Proteine bağlanan bir tokoferolün RRR-α-tokoferolün olgunlaşmamış VLDL'ye tercihen katılmasından sorumlu olduğu belirtilmiştir. Bu protein fare, tavşan ve yakın zamanda insanlarda belirlenip tanımlanmıştır. Bu protein RRR-α-tokoferole diğer tokoferollere göre daha eğilimlidir. Proteine bağlanan tokoferolün doğal oluşan RRR'nin sentetik all-rac-α-tokoferol üzerindeki biyodiskriminasyonundan sorumlu olduğu önerilmiş fakat henüz kesinleşmemiştir. Bu hipotezi destekleyen bir kanıt, insan ve hayvanlarda her iki formun benzer emilimlerine rağmen, all-rac formun daha düşük kan ve doku düzeyi göstermesidir. Keza aileden gelme izole E vitamini eksikliği bulunan hastalarda tokoferol transfer proteini azdır ya da hiç yoktur ve bu diskriminasyon yoktur veya çok zayıftır.
Elde edilişleri
Bitkisel yağlarda tokollerin oluşması değişik iken hayvansal yağlar genellikle α-tokoferol içermesine rağmen kültür balıkları öteki tokoferolleri (özellikle γ-tokoferolü) absorblayabilir ve etlerinde depolayabilir. Bitkisel yağlarda bol miktarda α-, γ- ve δ- tokoferoller bulunurken β- izomeri daha az oranda bulunur, yalnız buğday embriyon yağı bu izomeri yüksek miktarda bulundurur. Tokotrienollerin yağlardaki miktarı palm (hurma) ve buğday embriyon yağları haricinde (ki bu yağlar relatif olarak trienolleri daha yüksek miktarda içerir) genel olarak tokoferollerden çok daha azdır. Bitkisel yağlardaki total tokol miktarı yağın artan iod indisi ile veya doymamışlık derecesi ile artar.
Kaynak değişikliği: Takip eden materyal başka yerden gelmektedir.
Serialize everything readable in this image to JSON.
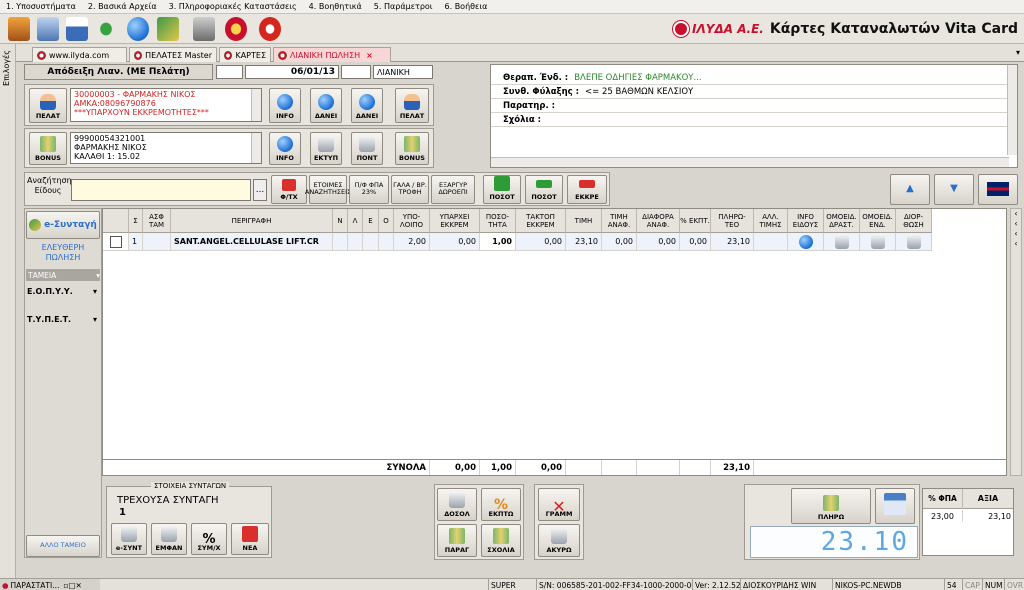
{
  "menu": [
    "1. Υποσυστήματα",
    "2. Βασικά Αρχεία",
    "3. Πληροφοριακές Καταστάσεις",
    "4. Βοηθητικά",
    "5. Παράμετροι",
    "6. Βοήθεια"
  ],
  "brand": {
    "logo": "ΙΛΥΔΑ Α.Ε.",
    "title": "Κάρτες Καταναλωτών Vita Card"
  },
  "side_label": "Επιλογές",
  "tabs": [
    "www.ilyda.com",
    "ΠΕΛΑΤΕΣ Master",
    "ΚΑΡΤΕΣ",
    "ΛΙΑΝΙΚΗ ΠΩΛΗΣΗ"
  ],
  "header": {
    "doc_label": "Απόδειξη Λιαν. (ΜΕ Πελάτη)",
    "date": "06/01/13",
    "type": "ΛΙΑΝΙΚΗ"
  },
  "customer": {
    "lines": [
      "30000003 - ΦΑΡΜΑΚΗΣ ΝΙΚΟΣ",
      "ΑΜΚΑ:08096790876",
      "***ΥΠΑΡΧΟΥΝ ΕΚΚΡΕΜΟΤΗΤΕΣ***"
    ],
    "btn": "ΠΕΛΑΤ",
    "actions": [
      "INFO",
      "ΔΑΝΕΙ",
      "ΔΑΝΕΙ",
      "ΠΕΛΑΤ"
    ]
  },
  "bonus": {
    "lines": [
      "99900054321001",
      "ΦΑΡΜΑΚΗΣ ΝΙΚΟΣ",
      "ΚΑΛΑΘΙ 1: 15.02"
    ],
    "btn": "BONUS",
    "actions": [
      "INFO",
      "ΕΚΤΥΠ",
      "ΠΟΝΤ",
      "BONUS"
    ]
  },
  "info": [
    {
      "k": "Θεραπ. Ένδ. :",
      "v": "ΒΛΕΠΕ ΟΔΗΓΙΕΣ ΦΑΡΜΑΚΟΥ..."
    },
    {
      "k": "Συνθ. Φύλαξης :",
      "v": "<= 25 ΒΑΘΜΩΝ ΚΕΛΣΙΟΥ"
    },
    {
      "k": "Παρατηρ. :",
      "v": ""
    },
    {
      "k": "Σχόλια :",
      "v": ""
    }
  ],
  "search": {
    "label": "Αναζήτηση Είδους",
    "value": "",
    "btn_ellipsis": "...",
    "btns": [
      "Φ/ΤΧ",
      "ΕΤΟΙΜΕΣ ΑΝΑΖΗΤΗΣΕΙΣ",
      "Π/Φ ΦΠΑ 23%",
      "ΓΑΛΑ / ΒΡ. ΤΡΟΦΗ",
      "ΕΞΑΡΓΥΡ ΔΩΡΟΕΠΙ"
    ],
    "qty_btns": [
      "ΠΟΣΟΤ",
      "ΠΟΣΟΤ",
      "ΕΚΚΡΕ"
    ]
  },
  "left": {
    "esyntagi": "e-Συνταγή",
    "free_sale": "ΕΛΕΥΘΕΡΗ ΠΩΛΗΣΗ",
    "tameia": "ΤΑΜΕΙΑ",
    "funds": [
      "Ε.Ο.Π.Υ.Υ.",
      "Τ.Υ.Π.Ε.Τ."
    ],
    "other": "ΑΛΛΟ ΤΑΜΕΙΟ"
  },
  "columns": [
    "Σ",
    "ΑΣΦ ΤΑΜ",
    "ΠΕΡΙΓΡΑΦΗ",
    "Ν",
    "Λ",
    "Ε",
    "Ο",
    "ΥΠΟ- ΛΟΙΠΟ",
    "ΥΠΑΡΧΕΙ ΕΚΚΡΕΜ",
    "ΠΟΣΟ- ΤΗΤΑ",
    "ΤΑΚΤΟΠ ΕΚΚΡΕΜ",
    "ΤΙΜΗ",
    "ΤΙΜΗ ΑΝΑΦ.",
    "ΔΙΑΦΟΡΑ ΑΝΑΦ.",
    "% ΕΚΠΤ.",
    "ΠΛΗΡΩ- ΤΕΟ",
    "ΑΛΛ. ΤΙΜΗΣ",
    "INFO ΕΙΔΟΥΣ",
    "ΟΜΟΕΙΔ. ΔΡΑΣΤ.",
    "ΟΜΟΕΙΔ. ΕΝΔ.",
    "ΔΙΟΡ- ΘΩΣΗ"
  ],
  "row": {
    "s": "1",
    "desc": "SANT.ANGEL.CELLULASE LIFT.CR",
    "ypoloipo": "2,00",
    "ekkrem": "0,00",
    "qty": "1,00",
    "taktop": "0,00",
    "price": "23,10",
    "ref": "0,00",
    "diff": "0,00",
    "disc": "0,00",
    "pay": "23,10"
  },
  "totals": {
    "label": "ΣΥΝΟΛΑ",
    "ekkrem": "0,00",
    "qty": "1,00",
    "taktop": "0,00",
    "pay": "23,10"
  },
  "prescription": {
    "title": "ΣΤΟΙΧΕΙΑ ΣΥΝΤΑΓΩΝ",
    "current": "ΤΡΕΧΟΥΣΑ ΣΥΝΤΑΓΗ",
    "num": "1",
    "btns": [
      "e-ΣΥΝΤ",
      "ΕΜΦΑΝ",
      "ΣΥΜ/Χ",
      "ΝΕΑ"
    ]
  },
  "mid_btns": [
    "ΔΟΣΟΛ",
    "ΕΚΠΤΩ",
    "ΠΑΡΑΓ",
    "ΣΧΟΛΙΑ"
  ],
  "del_btns": [
    "ΓΡΑΜΜ",
    "ΑΚΥΡΩ"
  ],
  "pay_btn": "ΠΛΗΡΩ",
  "lcd": "23.10",
  "vat": {
    "cols": [
      "% ΦΠΑ",
      "ΑΞΙΑ"
    ],
    "row": [
      "23,00",
      "23,10"
    ]
  },
  "status": {
    "task": "ΠΑΡΑΣΤΑΤΙ...",
    "user": "SUPER",
    "sn": "S/N: 006585-201-002-FF34-1000-2000-000(",
    "ver": "Ver: 2.12.52",
    "admin": "ΔΙΟΣΚΟΥΡΙΔΗΣ WIN",
    "db": "NIKOS-PC.NEWDB",
    "n": "54",
    "caps": "CAP",
    "num": "NUM",
    "ovr": "OVR"
  }
}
Bitkisel yağlardaki tokoller genellikle işlenmeleri sırasında isole edilir. Piyasada bulunan tokoferol karışımlarının çoğu soya yağının işlenmesi sırasında yan ürün olarak ele geçer. Tokoller primer antioksidanlar olarak etki ettiklerinde askorbik asid okside olmuş tokolleri indirgeyerek rejenere edebilir. Tokoferoller ve fosfolipidler arasındaki sinerjizm literatürde rapor edilmektedir. Fosfolipidler tokoferollerin bozunmasını önler böylece yenen yağların ve lipid bazlı ürünlerin raf ömürleri uzatılmış olur. Ayrıca tokoferollerin askorbik asid ve lesitin (veya öteki fosfolipidler) ile üçlü karışımları çeşitli gıda lipidlerinin stabilize edilmesinde kullanılabilmektedir.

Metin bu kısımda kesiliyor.